In the weeks after we speak, Pépin would travel into Manhattan to attend a memorial celebration for his friend and fellow French Culinary Institute dean Alain Pierre Sailhac, along with what seemed like half of the fine-dining world. Pictures of Pépin appeared all over Instagram; no one is too cool to ask for their picture to be taken with a living legend. I’m certainly not.

Back at home, things are quieter. He still cooks for friends and enjoys when they return the favor, but most nights it’s just him and Gaston in the kitchen, and it’s admittedly harder since he lost Gloria in 2020. “I don’t like to eat by myself. This is the worst part of it,” he says. “I mean, for 54 years, Gloria and I would always share a bottle of wine, sit down, and have dinner. For over half a century, that was the end of the day, and that was the culmination of the day. That was a big part of who we were, who we are.” 

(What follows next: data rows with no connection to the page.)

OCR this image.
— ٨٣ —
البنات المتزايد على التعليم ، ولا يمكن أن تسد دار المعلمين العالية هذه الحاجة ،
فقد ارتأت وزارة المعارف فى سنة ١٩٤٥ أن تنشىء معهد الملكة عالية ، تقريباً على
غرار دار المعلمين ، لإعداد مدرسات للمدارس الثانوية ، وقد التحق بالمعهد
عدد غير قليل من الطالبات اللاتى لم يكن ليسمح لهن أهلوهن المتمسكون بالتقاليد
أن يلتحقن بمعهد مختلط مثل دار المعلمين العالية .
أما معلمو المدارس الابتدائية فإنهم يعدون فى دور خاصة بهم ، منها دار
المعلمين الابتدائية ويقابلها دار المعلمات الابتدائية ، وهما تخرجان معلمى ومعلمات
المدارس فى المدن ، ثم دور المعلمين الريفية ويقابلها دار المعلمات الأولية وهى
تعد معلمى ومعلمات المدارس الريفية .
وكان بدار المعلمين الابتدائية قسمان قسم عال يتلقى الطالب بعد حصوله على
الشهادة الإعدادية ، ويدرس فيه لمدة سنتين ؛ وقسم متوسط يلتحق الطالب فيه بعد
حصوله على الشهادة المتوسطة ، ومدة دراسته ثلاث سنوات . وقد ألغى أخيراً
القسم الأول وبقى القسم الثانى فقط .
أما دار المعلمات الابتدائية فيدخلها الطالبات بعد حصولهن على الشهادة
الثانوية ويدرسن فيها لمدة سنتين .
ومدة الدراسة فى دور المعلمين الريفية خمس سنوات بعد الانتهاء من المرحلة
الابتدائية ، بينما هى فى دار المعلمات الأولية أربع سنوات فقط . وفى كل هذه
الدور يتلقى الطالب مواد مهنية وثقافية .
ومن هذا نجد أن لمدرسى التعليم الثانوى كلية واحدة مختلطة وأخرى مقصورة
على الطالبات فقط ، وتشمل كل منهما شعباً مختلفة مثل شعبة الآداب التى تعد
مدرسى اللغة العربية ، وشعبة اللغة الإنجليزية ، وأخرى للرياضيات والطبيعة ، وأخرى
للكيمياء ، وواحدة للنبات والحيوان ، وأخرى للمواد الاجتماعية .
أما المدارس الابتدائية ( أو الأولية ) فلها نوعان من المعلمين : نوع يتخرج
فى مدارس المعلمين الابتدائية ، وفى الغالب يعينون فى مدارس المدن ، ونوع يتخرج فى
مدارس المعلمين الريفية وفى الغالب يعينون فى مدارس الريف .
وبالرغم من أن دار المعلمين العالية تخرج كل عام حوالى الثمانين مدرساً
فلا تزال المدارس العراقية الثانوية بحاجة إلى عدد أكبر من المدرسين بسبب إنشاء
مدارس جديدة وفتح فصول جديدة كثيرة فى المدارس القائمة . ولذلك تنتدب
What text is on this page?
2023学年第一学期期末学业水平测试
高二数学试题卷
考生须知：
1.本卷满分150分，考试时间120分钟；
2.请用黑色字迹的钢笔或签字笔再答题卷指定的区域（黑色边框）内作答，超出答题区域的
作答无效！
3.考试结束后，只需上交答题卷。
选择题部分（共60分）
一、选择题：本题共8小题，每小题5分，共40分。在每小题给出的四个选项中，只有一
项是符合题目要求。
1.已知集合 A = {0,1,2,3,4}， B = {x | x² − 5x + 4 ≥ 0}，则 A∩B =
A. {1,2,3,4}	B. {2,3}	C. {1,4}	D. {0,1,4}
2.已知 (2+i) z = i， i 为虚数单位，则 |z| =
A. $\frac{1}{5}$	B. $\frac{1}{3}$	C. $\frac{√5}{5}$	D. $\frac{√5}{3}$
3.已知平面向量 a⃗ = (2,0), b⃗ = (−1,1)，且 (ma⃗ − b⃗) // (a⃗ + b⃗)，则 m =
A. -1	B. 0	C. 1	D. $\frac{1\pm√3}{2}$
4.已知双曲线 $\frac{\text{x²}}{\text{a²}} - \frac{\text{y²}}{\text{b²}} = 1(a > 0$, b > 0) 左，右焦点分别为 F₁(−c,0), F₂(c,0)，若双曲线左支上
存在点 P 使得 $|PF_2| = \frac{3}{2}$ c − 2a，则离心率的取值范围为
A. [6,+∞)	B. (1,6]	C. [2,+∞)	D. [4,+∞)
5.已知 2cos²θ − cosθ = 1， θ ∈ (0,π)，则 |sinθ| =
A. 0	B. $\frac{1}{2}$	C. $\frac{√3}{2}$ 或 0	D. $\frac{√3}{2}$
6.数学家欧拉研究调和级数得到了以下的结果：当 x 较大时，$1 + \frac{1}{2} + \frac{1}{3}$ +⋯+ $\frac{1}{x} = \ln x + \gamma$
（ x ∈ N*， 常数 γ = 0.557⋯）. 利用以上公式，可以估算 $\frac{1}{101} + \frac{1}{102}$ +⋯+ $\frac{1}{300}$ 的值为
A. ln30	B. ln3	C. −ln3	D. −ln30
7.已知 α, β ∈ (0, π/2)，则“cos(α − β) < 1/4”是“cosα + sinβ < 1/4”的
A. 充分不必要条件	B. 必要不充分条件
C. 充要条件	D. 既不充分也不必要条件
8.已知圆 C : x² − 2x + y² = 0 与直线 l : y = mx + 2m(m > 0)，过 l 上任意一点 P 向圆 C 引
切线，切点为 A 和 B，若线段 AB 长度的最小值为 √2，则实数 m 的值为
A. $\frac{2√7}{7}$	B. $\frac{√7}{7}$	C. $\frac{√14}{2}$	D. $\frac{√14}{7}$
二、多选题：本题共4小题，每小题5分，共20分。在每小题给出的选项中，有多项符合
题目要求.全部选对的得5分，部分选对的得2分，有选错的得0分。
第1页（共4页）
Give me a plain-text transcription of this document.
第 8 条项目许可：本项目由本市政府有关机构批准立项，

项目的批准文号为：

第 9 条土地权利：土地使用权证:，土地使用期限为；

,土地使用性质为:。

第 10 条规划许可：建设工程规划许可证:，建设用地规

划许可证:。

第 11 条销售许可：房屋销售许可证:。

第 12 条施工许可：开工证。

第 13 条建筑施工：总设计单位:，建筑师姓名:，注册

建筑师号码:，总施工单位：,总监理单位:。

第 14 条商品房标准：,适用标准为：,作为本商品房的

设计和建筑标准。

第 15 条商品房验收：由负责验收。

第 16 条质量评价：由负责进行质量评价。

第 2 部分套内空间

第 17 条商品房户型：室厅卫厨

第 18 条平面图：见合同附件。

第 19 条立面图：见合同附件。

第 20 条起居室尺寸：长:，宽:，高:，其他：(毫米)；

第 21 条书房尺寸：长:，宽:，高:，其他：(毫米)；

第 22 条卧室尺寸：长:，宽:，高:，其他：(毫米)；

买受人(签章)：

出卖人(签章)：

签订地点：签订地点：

That were and are eternally exist in the same plane is perhaps the essential magic of Jacques Pépin. It’s not a hollow nostalgia or wistfulness for the way things were, but rather a preternatural sense of what is worth taking along with us and handing down. This is the teacher in him. The one who is proud to stand by his earliest work. Even though he’s cooked for presidents, popped Champagne at the summit of Aspen Mountain, and stripped his own cooking back down to the pleasures of the basics — a perfectly charred hot dog, lightly warmed yellow tomatoes with olive oil on toast, Cornish hen with broccoli, a pop of caviar — he knows that the way his hands peel asparagus stalks and sharpen blades on the pages of a nearly 50-year-old book is the right way to do it then, now, and always. This is his eternal yes.

Jacques Pépin

Cedric Angeles

Main image courtesy of the Jacques Pépin Foundation, video by Tara Sgroi and Aaron Pattap

The Jacques Pépin Foundation

The Jacques Pépin Foundation was created to change lives through culinary education, and to continue his legacy by helping others learn to cook — straddling both worlds of professional chefs and home cooks. Learn more about at jp.foundation.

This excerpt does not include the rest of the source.